Muriel and Grandpa Ken rented a summer cottage in Rhode Island each year and when blueberries were at the peak of season she'd whip up memorable batches of those pancakes: light and fluffy but crisp and riddled with fresh berries running with juice that stained the cakes purple. Of course, she fried them stovetop in a quarter inch of oil in a cookie sheet... but as a once or twice in late summer treat, they were magical.
Andrew and I do our best to buy locally, seasonally and organically grown foods (or whichever of the combination we can find or afford) and while it's far from blueberry season, I have to admit a moment of weakness recently when Chilean blueberries showed up at our local grocer. A few days of unseasonably hot weather this week made it feel like summer and seeing those berries on sale made me long for Muriel's pancakes and ... I snapped. Fretting about the carbon footprint of this "inexpensive" pint of blueberries, I bought them anyway. In retrospect: I'd have been better off with a handful of chopped apple... fruit that's been shipped or stored or ripened out of season is always a disappointment and never ends up being "worth it." But sometimes these lessons have to be relearned...

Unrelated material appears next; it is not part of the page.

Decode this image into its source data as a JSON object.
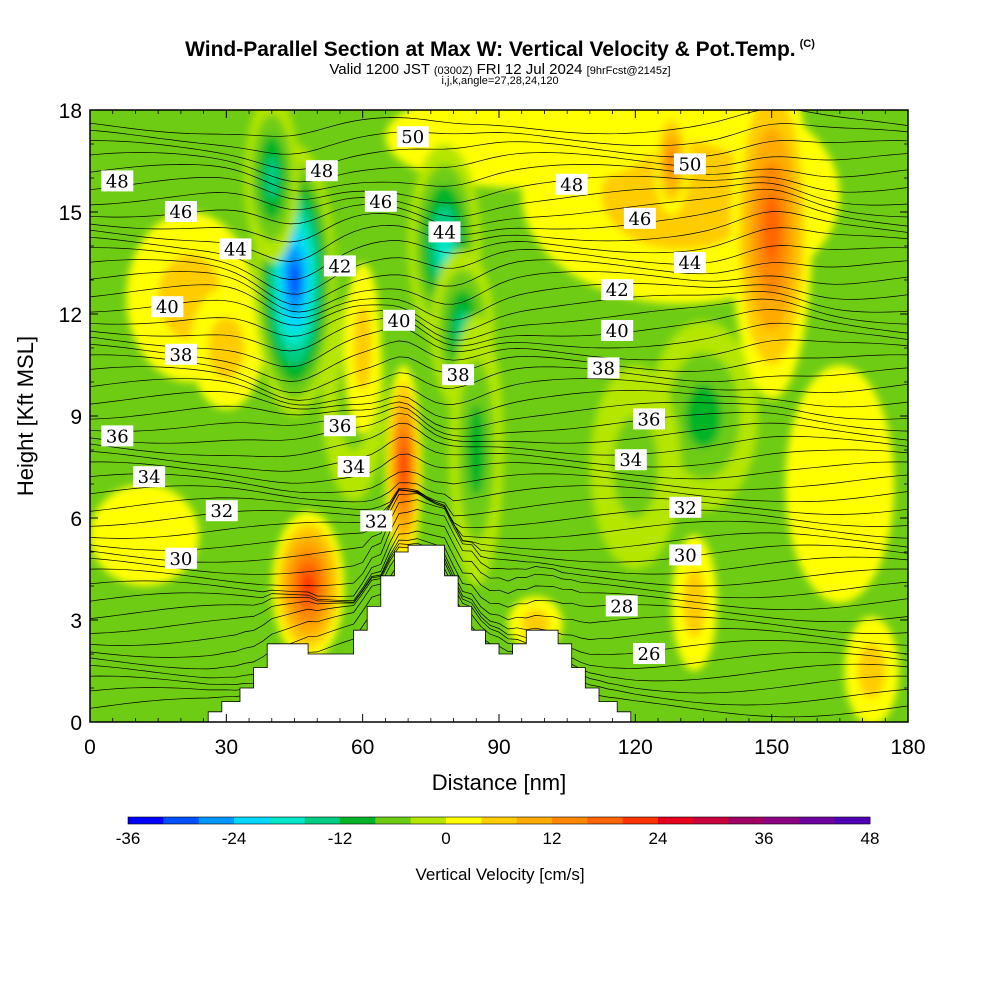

There's nothing unique about the GS pancake recipe (just make sure the baking powder is still active; test by pouring some hot tap water over a half teaspoon of baking powder—if it bubbles, it's still fresh enough; if not, the pancakes won't rise). What's crucial here is technique: the timing and the griddle heat.
Who needs Teflon? The trick to non–stick cooking on the Guardian Service Griddle is the heat. To prevent pancakes from sticking and burning, first warm the griddle for 5-7 minutes on a medium heat (1/2 flame on a gas stove) then test with a bit of cold water. I wrote about this "water test" in the steaks post, but I've taken a few more pictures to show you another example of the "dashing around like mad" effect mentioned in the cookbook: when the griddle is at optimum heat a bit of cold water poured on the griddle will retain it's shape, like globules of mercury rolling across the surface. If the water spreads out and sizzles, it's not quite hot enough and if it evaporates instantly it's too hot. Just set it off the heat for a few minutes.
"No need to worry about overtaxing the family's digestive system because Guardian hot cakes are baked—not fried in grease," notes Gay in the intro to "Hot Cakes... without grease or smoke." In effect, you are "baking" the pancakes on a greaseless griddle and, as with all GS cookware, the aluminum evenly distributes heat so you can cook 5 or 6 average-sized (not IHOP big-as-your-head sized) flapjacks at a time.

Timing: when bubbles appear on top, break and hold their shape, the under side has browned. Using a spatula, flip and brown other side. Place cakes in a pre-heated GS unit until ready to serve (keep the cover ajar so the steam escapes and they don't get soggy).
Makes 2 dozen (approx 4" in diameter)
NOTE: If you're not feeding an army, use 1 egg and halve the remaining ingredients for a dozen.

2 cups flour
4 tsp. baking powder
1 tsp. salt
2 Tbsp. sugar
1 egg, beaten
1 1/2 to 1 /3/4 cup milk (according to desired consistency)
2 Tbsp. melted butter
  1. Sift together flour, baking powder, salt and sugar.
  2. Combine beaten egg and milk.
  3. Stir into dry ingredients, adding more milk if thinner cake is desired.
  4. Blend in melted butter. (Optional: fold in 1 cup of chopped fruit (apples, bananas, blueberries in season...)
  5. Preheat griddle over medium heat, test for temperature and bake cakes as directed above.